Dorset — a dream county

This is Thomas Hardy country, the real heart of Wessex, where the 19th century author set all his major novels.
Shame that today there was a mist hanging over the coast, because this spot on the rolling hills of Dorset affords one of the most magnificent views across the Hardy countryside to the coast.
Though only a few miles from the county town of Dorchester and high above the quaint villages of Maiden Newton and Toller Pocorum this spot is renowned for walkers and tourists, because of the sheer beauty of the countryside unfolding below.

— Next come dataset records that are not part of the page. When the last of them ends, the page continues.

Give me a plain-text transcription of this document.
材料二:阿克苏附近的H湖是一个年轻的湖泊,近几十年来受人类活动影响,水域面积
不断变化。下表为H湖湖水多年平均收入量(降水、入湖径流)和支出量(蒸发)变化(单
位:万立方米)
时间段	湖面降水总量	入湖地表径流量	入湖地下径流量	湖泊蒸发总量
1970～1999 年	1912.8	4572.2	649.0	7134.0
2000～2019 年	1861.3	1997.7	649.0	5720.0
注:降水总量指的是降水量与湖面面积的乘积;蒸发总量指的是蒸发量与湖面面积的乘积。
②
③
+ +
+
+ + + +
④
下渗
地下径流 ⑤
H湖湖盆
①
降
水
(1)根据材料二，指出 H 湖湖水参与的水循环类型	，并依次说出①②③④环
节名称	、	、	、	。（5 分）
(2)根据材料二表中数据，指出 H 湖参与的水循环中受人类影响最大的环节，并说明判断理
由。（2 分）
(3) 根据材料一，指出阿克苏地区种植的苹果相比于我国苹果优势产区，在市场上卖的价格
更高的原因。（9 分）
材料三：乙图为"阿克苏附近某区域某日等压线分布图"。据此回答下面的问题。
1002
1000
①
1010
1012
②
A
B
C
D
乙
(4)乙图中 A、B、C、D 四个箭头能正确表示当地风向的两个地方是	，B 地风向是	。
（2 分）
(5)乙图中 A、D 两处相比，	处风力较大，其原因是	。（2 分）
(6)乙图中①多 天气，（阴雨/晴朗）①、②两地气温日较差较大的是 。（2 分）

On a clear day, they say you can see across the countryside and bay to Torbay and Torquay, 70 miles away and at least an hour and 40 minutes drive.
It was Thomas Hardy who named the area Wessex, although few can strictly define what area that is. At one time it expanded from this immediate area of the south west around Dorchester and Hardy’s home town to include the adjoining counties. This harked back to medieval times when Wessex was an Anglo-Saxon kingdom before the days of the Norman conquest.
Today once again we think of it more as embracing the area of Dorset where the novelist lived and his books centred on the fictional town of Casterbridge — in reality Dorchester.
In one of his books he described the county as a “realistic dream country.”

Mist over the sea and the horizon today maybe, but dream country it certainly is.